Propugna, assim,  a apelante, que sobre o despacho da Desembargadora Relatora recaia uma Acórdão, nos termos do n.° 3 do art. 652.° do C.P.C. e como tal se defira o presente recurso de apelação, seguindo o mesmo os seus trâmites normais, sendo proferido o competente Acórdão Final.

Foram colhidos os vistos legais.

II. FUNDAMENTAÇÃO               

Como é sabido, a interposição de um recurso em processo civil sujeita o recorrente a apresentar a sua alegação de recurso, na qual deverá expor de modo circunstanciado as razões de direito e de facto da sua divergência relativamente ao julgado e, finalizar essa peça, com a formulação de conclusões, contendo a indicação resumida dos fundamentos por que pede a alteração ou anulação da decisão.

Quanto à exigência de conclusões, dispõe o nº 1 do artigo 639º, do Código de Processo Civil: O recorrente deve apresentar a sua alegação, na qual conclui, de forma sintética, pela indicação dos fundamentos porque pede a alteração ou anulação da decisão.

(…)

Estabelece-se, portanto, a lei processual civil para o recorrente um ónus que se decompõe:


(i)-na apresentação tempestiva da alegação;
(ii)-na formulação de conclusões.

Extraordinariamente importantes são as conclusões da motivação, devendo as mesmas primar pela concisão, precisão e clareza.

É que, como tem sido orientação jurisprudencial pacífica, o âmbito do recurso define-se precisamente pelas conclusões que o recorrente extrai da respectiva motivação, sem prejuízo, contudo, das questões do conhecimento oficioso.


Como já esclarecia ALBERTO DOS REIS, Código devol. V,359, as conclusões são as proposições sintéticas que emanam naturalmente do que se expôs e considerou ao longo da alegação.

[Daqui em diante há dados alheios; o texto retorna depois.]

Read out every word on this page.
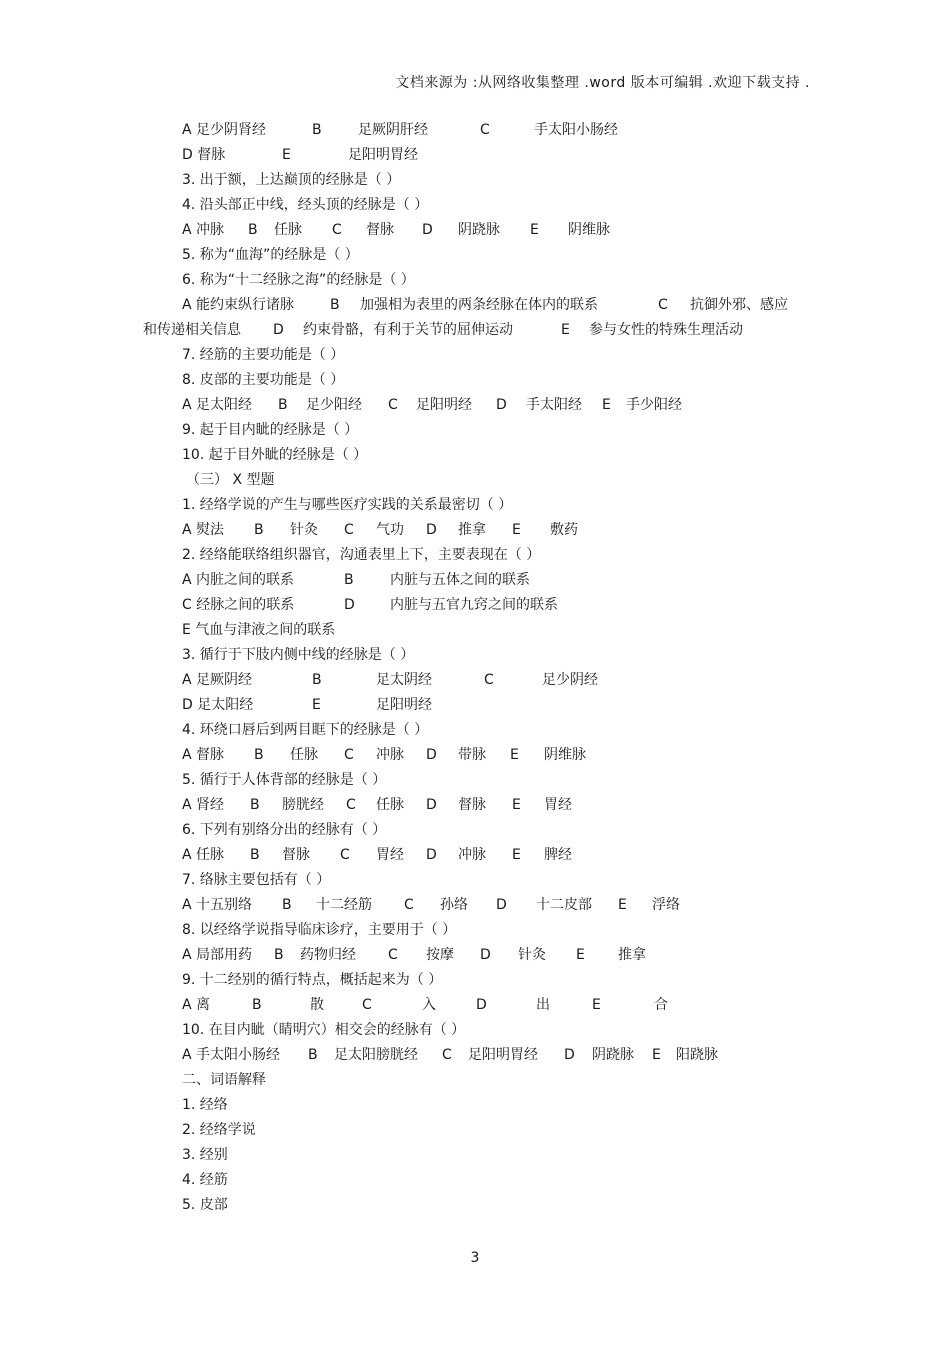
文档来源为 :从网络收集整理 .word 版本可编辑 .欢迎下载支持 .
A 足少阴肾经	B	足厥阴肝经	C	手太阳小肠经
D 督脉	E	足阳明胃经
3. 出于额，上达巅顶的经脉是（ ）
4. 沿头部正中线，经头顶的经脉是（ ）
A 冲脉 B 任脉 C 督脉 D 阴跷脉 E 阴维脉
5. 称为“血海”的经脉是（ ）
6. 称为“十二经脉之海”的经脉是（ ）
A 能约束纵行诸脉	B 加强相为表里的两条经脉在体内的联系	C 抗御外邪、感应
和传递相关信息 D 约束骨骼，有利于关节的屈伸运动	E 参与女性的特殊生理活动
7. 经筋的主要功能是（ ）
8. 皮部的主要功能是（ ）
A 足太阳经 B 足少阳经 C 足阳明经 D 手太阳经 E 手少阳经
9. 起于目内眦的经脉是（ ）
10. 起于目外眦的经脉是（ ）
（三） X 型题
1. 经络学说的产生与哪些医疗实践的关系最密切（ ）
A 熨法 B 针灸 C 气功 D 推拿 E 敷药
2. 经络能联络组织器官，沟通表里上下，主要表现在（ ）
A 内脏之间的联系	B	内脏与五体之间的联系
C 经脉之间的联系	D	内脏与五官九窍之间的联系
E 气血与津液之间的联系
3. 循行于下肢内侧中线的经脉是（ ）
A 足厥阴经	B	足太阴经	C	足少阴经
D 足太阳经	E	足阳明经
4. 环绕口唇后到两目眶下的经脉是（ ）
A 督脉 B 任脉 C 冲脉 D 带脉 E 阴维脉
5. 循行于人体背部的经脉是（ ）
A 肾经 B 膀胱经 C 任脉 D 督脉 E 胃经
6. 下列有别络分出的经脉有（ ）
A 任脉 B 督脉 C 胃经 D 冲脉 E 脾经
7. 络脉主要包括有（ ）
A 十五别络 B 十二经筋 C 孙络 D 十二皮部 E 浮络
8. 以经络学说指导临床诊疗，主要用于（ ）
A 局部用药 B 药物归经 C 按摩 D 针灸 E 推拿
9. 十二经别的循行特点，概括起来为（ ）
A 离	B	散	C	入	D	出	E	合
10. 在目内眦（睛明穴）相交会的经脉有（ ）
A 手太阳小肠经 B 足太阳膀胱经 C 足阳明胃经 D 阴跷脉 E 阳跷脉
二、词语解释
1. 经络
2. 经络学说
3. 经别
4. 经筋
5. 皮部
3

São, portanto, a enunciação resumida e concisa dos fundamentos de facto e de direito do recurso – v. no mesmo sentido, RODRIGUES BASTO, Notas ao Código de Processo Civil, III, 299.

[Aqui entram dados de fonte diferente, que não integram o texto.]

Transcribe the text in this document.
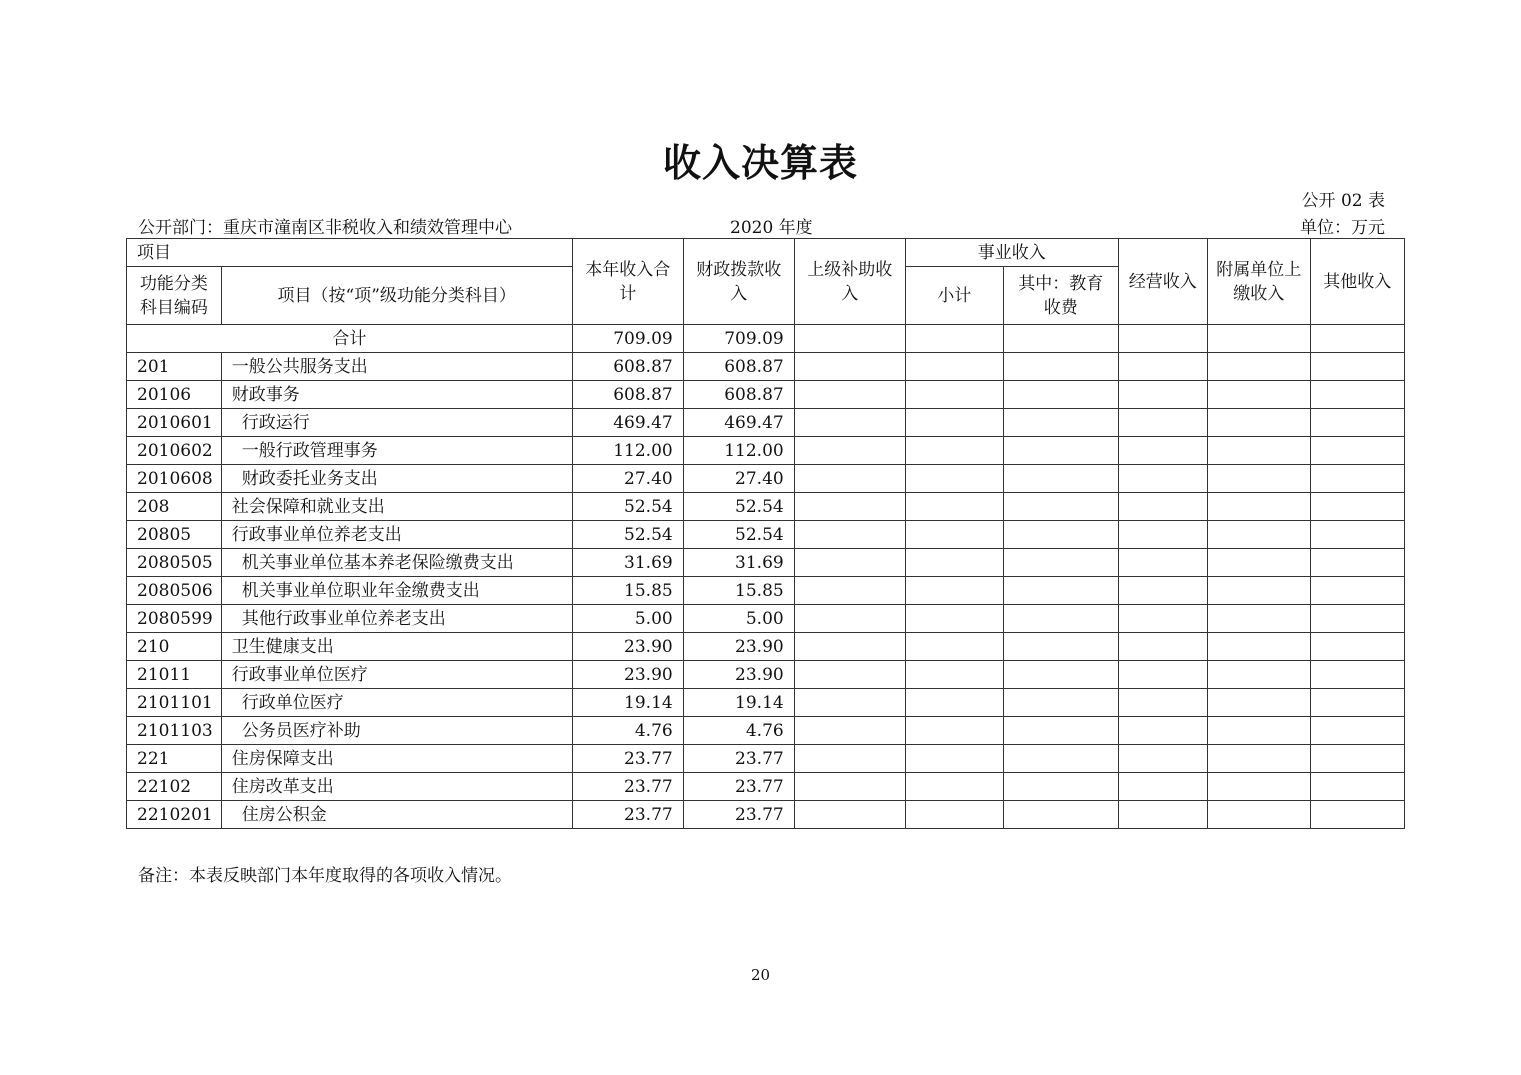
收入决算表
公开 02 表
公开部门：重庆市潼南区非税收入和绩效管理中心	2020 年度	单位：万元
项目		本年收入合计	财政拨款收入	上级补助收入	事业收入		经营收入	附属单位上缴收入	其他收入
功能分类科目编码	项目（按“项”级功能分类科目）								
					小计	其中：教育收费			
合计		709.09	709.09						
201	一般公共服务支出	608.87	608.87						
20106	财政事务	608.87	608.87						
2010601	行政运行	469.47	469.47						
2010602	一般行政管理事务	112.00	112.00						
2010608	财政委托业务支出	27.40	27.40						
208	社会保障和就业支出	52.54	52.54						
20805	行政事业单位养老支出	52.54	52.54						
2080505	机关事业单位基本养老保险缴费支出	31.69	31.69						
2080506	机关事业单位职业年金缴费支出	15.85	15.85						
2080599	其他行政事业单位养老支出	5.00	5.00						
210	卫生健康支出	23.90	23.90						
21011	行政事业单位医疗	23.90	23.90						
2101101	行政单位医疗	19.14	19.14						
2101103	公务员医疗补助	4.76	4.76						
221	住房保障支出	23.77	23.77						
22102	住房改革支出	23.77	23.77						
2210201	住房公积金	23.77	23.77						
备注：本表反映部门本年度取得的各项收入情况。
20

Salientava mesmo ALBERTO DOS REIS, ob. cit., loc. cit. que: “No contexto da alegação o recorrente procura demonstrar esta tese: que o despacho ou sentença deve ser revogado, no todo ou em parte. É claro que a demonstração desta tese implica a produção de razões ou fundamentos. Pois bem: essas razões ou fundamentos são primeiro expostos, explicados e desenvolvidos no curso da alegação; hão-de ser, depois, enunciados e resumidos, sob a forma de conclusão, no final da minuta.”. Mais referindo que: “não valem como conclusões arrazoados longos e confusos, em que se não descriminam com facilidade as questões postas e os fundamentos invocados”. E, mais à frente, conclui que: “As conclusões têm uma vantagem incontestável: forçam o advogado e ser claro e preciso a coordenar e disciplinar as suas razões e fundamentos”.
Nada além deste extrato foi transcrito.